Clinton Seeks To Double Adoptions From Foster Care

Washington Post

President Clinton on Friday offered a plan to double the number of children adopted out of foster care, proposing legal changes to speed up the process and bonuses to states that increase adoption of these children.

The plan fulfills a pledge offered by the president two months ago to reduce the long periods during which children languish in foster care, an issue that has recently gained widespread support among both Republicans and Democrats on Capitol Hill.
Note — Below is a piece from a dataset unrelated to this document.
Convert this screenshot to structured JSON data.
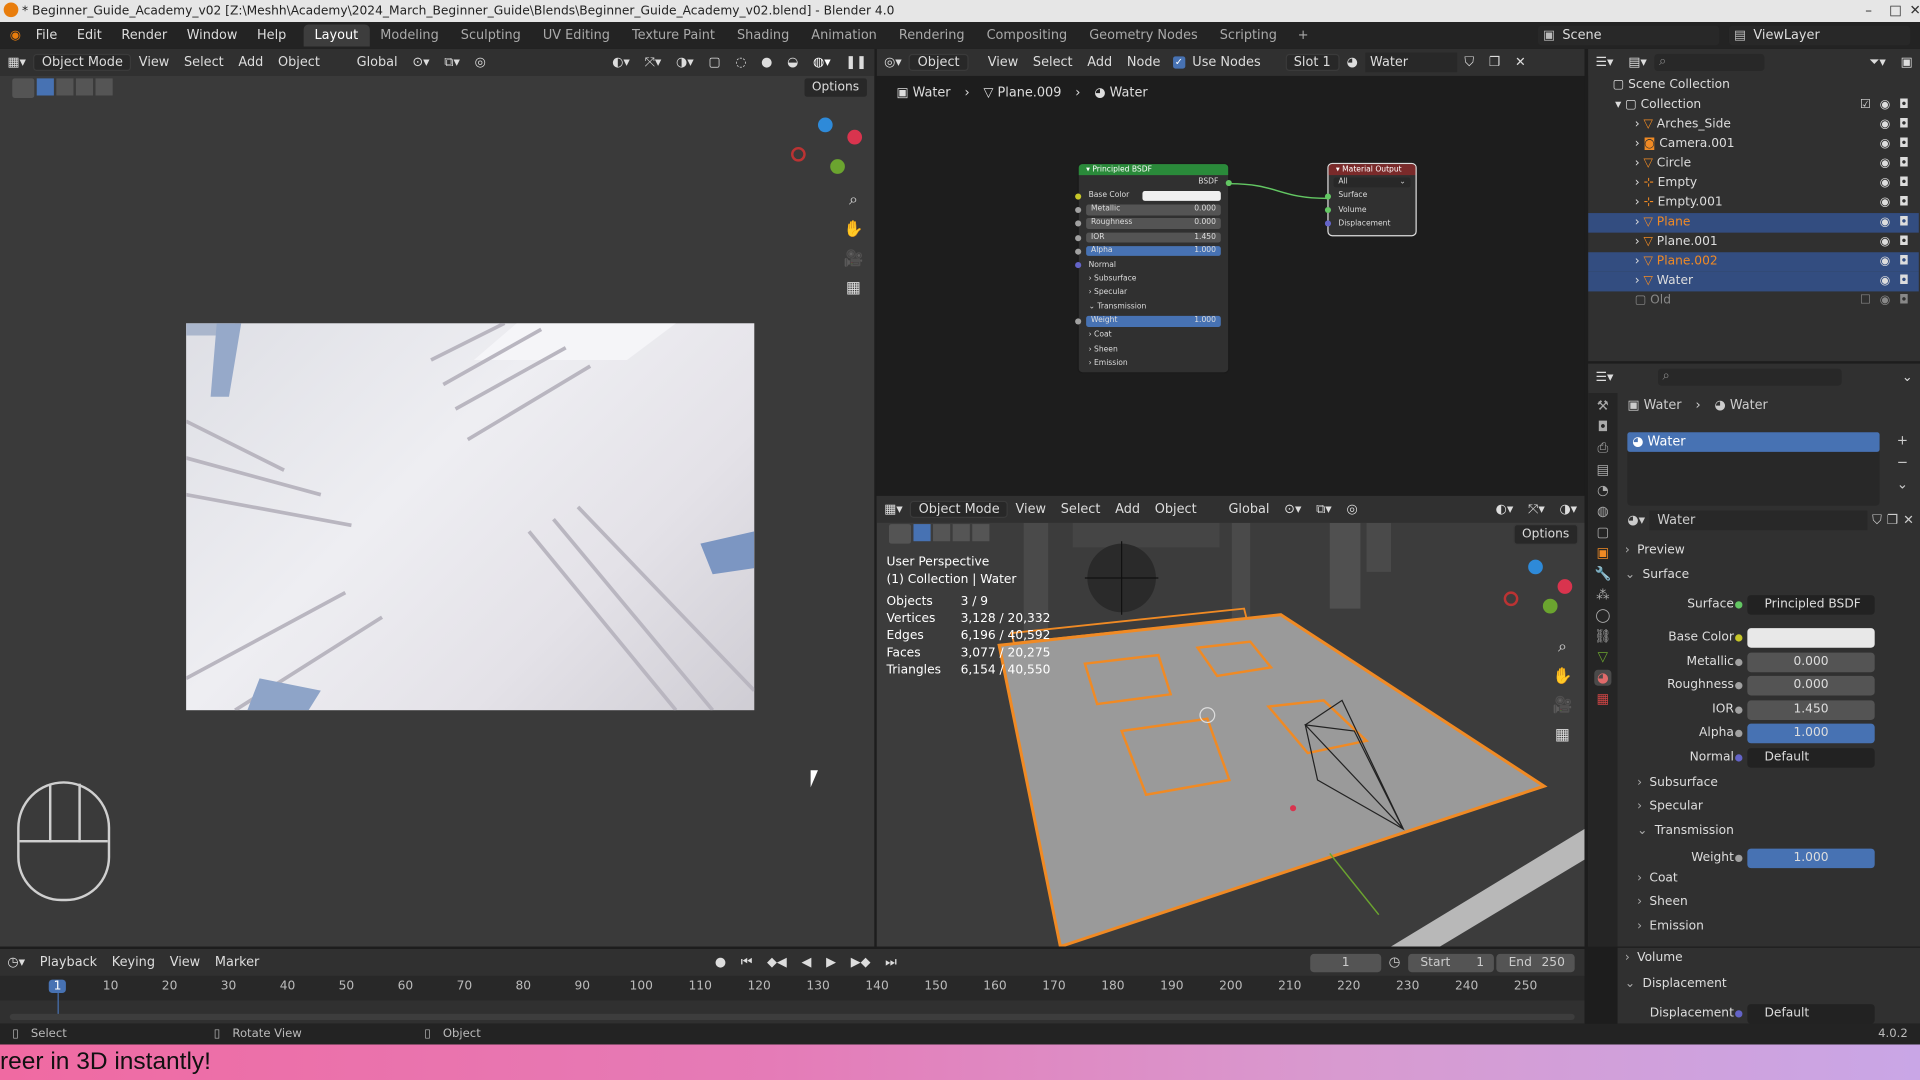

With similar proposals emerging from Congress and the White House, political leaders say they are confident they can enact a measure revamping the nation’s child protection system with little of the rancor that accompanied the welfare debate last year.

“We have to move quickly to put this plan into action, so that no child is deprived of a safe and permanent home for even one day longer than necessary,” the president said at a White House event, where he and Hillary Clinton were surrounded by children who had already been adopted and others waiting to be.

Nationally, about 450,000 children are in the foster care system because of parental abuse or neglect.

About one-fourth of those were on track to be adopted, but just 20,000 were adopted and another 7,000 were placed in other permanent homes, according to the Department of Health and Human Services.

Child advocates and others have complained for years that the process is unnecessarily slowed by bureaucratic legal hurdles that must be passed before children can be adopted.